Transport Minister Catherine King is preparing to unveil a white paper over the next couple of weeks, which will set the sector’s public policy until 2050. Many, including competition experts such as Sims and executives at Sydney Airport, Rex and Bonza, say the government should have enacted former productivity commission boss Peter Harris’ recommendations to overhaul the existing slot audit system when he first made them in 2020.

Getting airport slots in peak hours is not the only reason why Rex has found it difficult to make a profit on its domestic routes. It has not been able to hedge the cost of fuel, which makes up a significant chunk of an airline’s cost base, and has struggled with the ongoing global pilots shortage and access to key manufacturing parts.

Shadow transport minister Bridget McKenzie accused Albanese of protecting Qantas Airways, which controls 60 per cent of the domestic aviation market.

“For the prime minister to stand up and say that Rex doesn’t have the right, the expertise or the skill to actually compete against his favourite customer, Qantas, I think says a lot about this prime minister’s view of Qantas,” she told Sky News.
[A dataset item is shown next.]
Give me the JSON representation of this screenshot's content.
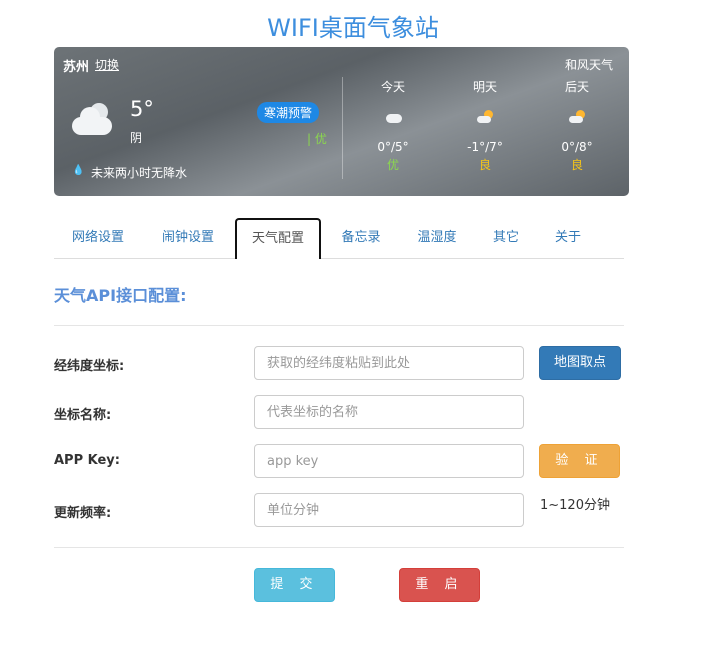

Rex received $120 million in government subsidies from the former coalition government’s Regional Airline Funding Assistance package during COVID-19. The carrier also secured $150 million from private equity group PAG Asia Capital and launched domestic operations to compete against Qantas and Virgin soon after.

At the time, the Morrison government was criticised for forking out more taxpayer money to Rex than any other airline, and King accused it of “looking after their National Party mates”. Rex’s director and former deputy chair is John Sharp, a former Nationals MP and federal transport minister.

Rex’s regional routes are not the only important asset the government will face pressure to sustain if the airline’s administrators EY cannot find a way forward. It also owns two flight training schools and holds multiple emergency services contracts in Victoria and NSW.

This complicates an already tricky problem for the Albanese government, given rival Virgin Australia did not receive any federal funding when it fell into administration in 2020. Nor did Bonza in April.

These problems would disappear if a buyer emerges for Rex in the coming weeks, a matter which is complicated by the PAG loan. Virgin boss Jayne Hrdlicka was quick to shut down the idea of a takeover, saying that Virgin has learned from its own stint in administration to stay in its lane.

“We went through our own tough times and that taught us the importance of sticking to your knitting,” Hrdlicka said.